A 30-year-old Bernalillo County woman was tested for the Ebola virus two months ago at UNM Hospital after she showed up with symptoms of the disease.
The woman, who had taught recently in Sierra Leone, tested negative for the disease.
Bailey said he and medical personnel at hospitals around the state had a conference call Thursday with state health officials to discuss the latest guidelines for assessing the risk of Ebola infection.
Hospital officials and UNMH and Presbyterian Healthcare Services say they routinely send CDC guidelines to medical staff, including urgent care and ambulance personnel.
“One of the few good things about Ebola is that it is basically hard to catch,” Bailey said. “It is not transmitted through the air, so you can only catch it by direct exposure to bodily fluids from somebody who is infectious.”

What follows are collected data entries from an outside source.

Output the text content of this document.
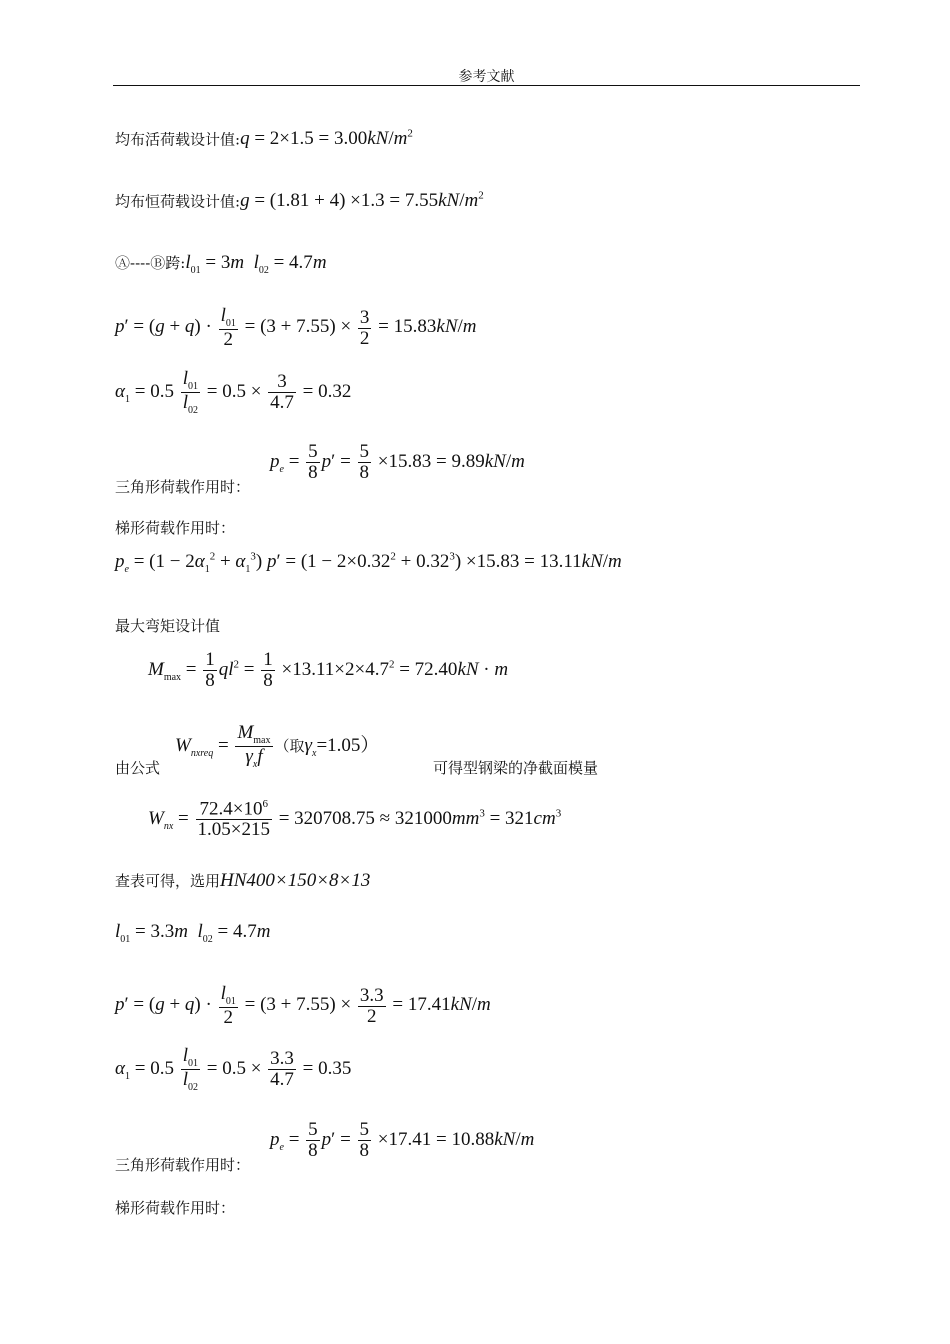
参考文献
均布活荷载设计值:q = $2\times 1.5 = 3.00kN/m^2$
均布恒荷载设计值:g = $(1.81 + 4) \times 1.3 = 7.55kN/m^2$
Ⓐ----Ⓑ跨$:l_{01} = 3m$ $l_{02} = 4.7m$
$p' = (g + q) \cdot \frac{l_{01}}{2} = (3 + 7.55) \times \frac{3}{2} = 15.83kN/m$
$\alpha_1 = 0.5 \frac{l_{01}}{l_{02}} = 0.5 \times \frac{3}{4.7} = 0.32$
三角形荷载作用时：
$p_e = \frac{5}{8} p' = \frac{5}{8} \times 15.83 = 9.89kN/m$
梯形荷载作用时：
$p_e = (1 - 2\alpha_1^2 + \alpha_1^3) p' = (1 - 2\times 0.32^2 + 0.32^3) \times 15.83 = 13.11kN/m$
最大弯矩设计值
$M_{max} = \frac{1}{8} ql^2 = \frac{1}{8} \times 13.11\times 2\times 4.7^2 = 72.40kN \cdot m$
由公式
$W_{nxreq} = \frac{M_{max}}{\gamma_xf}$ （取$\gamma_x=1.05$）
可得型钢梁的净截面模量
$W_{nx} = \frac{72.4\times 10^6}{1.05\times 215} = 320708.75 \approx 321000mm^3 = 321cm^3$
查表可得，选用HN400×150×8×13
$l_{01} = 3.3m$ $l_{02} = 4.7m$
$p' = (g + q) \cdot \frac{l_{01}}{2} = (3 + 7.55) \times \frac{3.3}{2} = 17.41kN/m$
$\alpha_1 = 0.5 \frac{l_{01}}{l_{02}} = 0.5 \times \frac{3.3}{4.7} = 0.35$
三角形荷载作用时：
$p_e = \frac{5}{8} p' = \frac{5}{8} \times 17.41 = 10.88kN/m$
梯形荷载作用时：
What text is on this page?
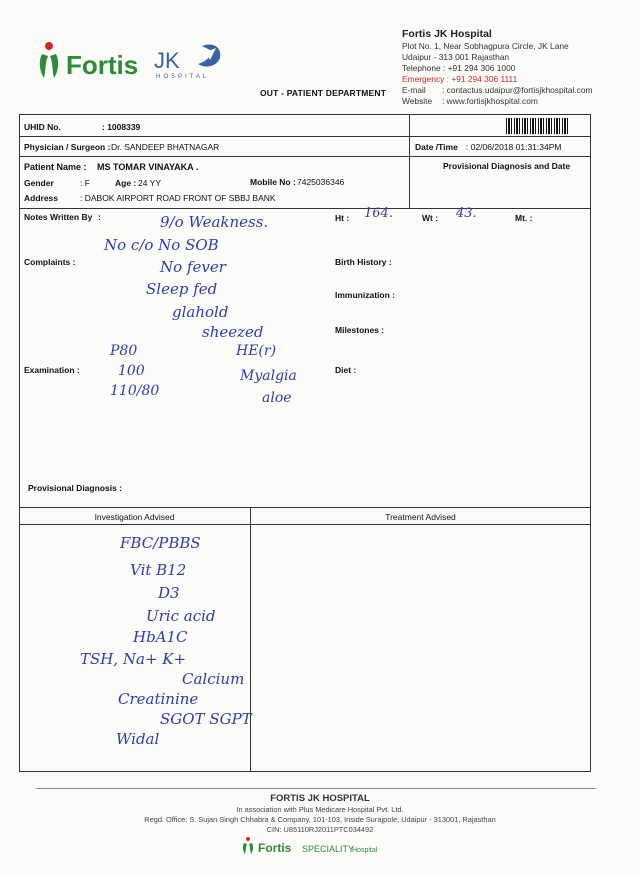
Fortis JK
HOSPITAL
OUT - PATIENT DEPARTMENT
Fortis JK Hospital
Plot No. 1, Near Sobhagpura Circle, JK Lane
Udaipur - 313 001 Rajasthan
Telephone : +91 294 306 1000
Emergency : +91 294 306 1111
E-mail	: contactus.udaipur@fortisjkhospital.com
Website	: www.fortisjkhospital.com
UHID No.	: 1008339
Physician / Surgeon : Dr. SANDEEP BHATNAGAR	Date /Time : 02/06/2018 01:31:34PM
Patient Name : MS TOMAR VINAYAKA .	Provisional Diagnosis and Date
Gender	: F	Age : 24 YY	Mobile No : 7425036346
Address	: DABOK AIRPORT ROAD FRONT OF SBBJ BANK
Notes Written By :	Ht : 164.	Wt : 43.	Mt. :
Complaints :	Birth History :
Immunization :
Milestones :
Examination :	Diet :
Provisional Diagnosis :
9/o Weakness.
No c/o No SOB
No fever
Sleep fed
glahold
sheezed
P80	HE(r)
100
110/80
Myalgia
aloe
Investigation Advised	Treatment Advised
FBC/PBBS
Vit B12
D3
Uric acid
HbA1C
TSH, Na+ K+
Calcium
Creatinine
SGOT SGPT
Widal
FORTIS JK HOSPITAL
In association with Plus Medicare Hospital Pvt. Ltd.
Regd. Office: S. Sujan Singh Chhabra & Company, 101-103, Inside Surajpole, Udaipur - 313001, Rajasthan
CIN: U85110RJ2011PTC034492
Fortis SPECIALITY
Hospital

Bodily fluids can include urine, saliva, sweat, feces, vomit, breast milk and semen.
Stryker said patients who are potentially infected with Ebola need to be held in isolation until CDC tests confirm the cause of the infection.
A potential infection also triggers an alert both to infection-control personnel within the hospital, and officials at the state Department of Health and the CDC, he said.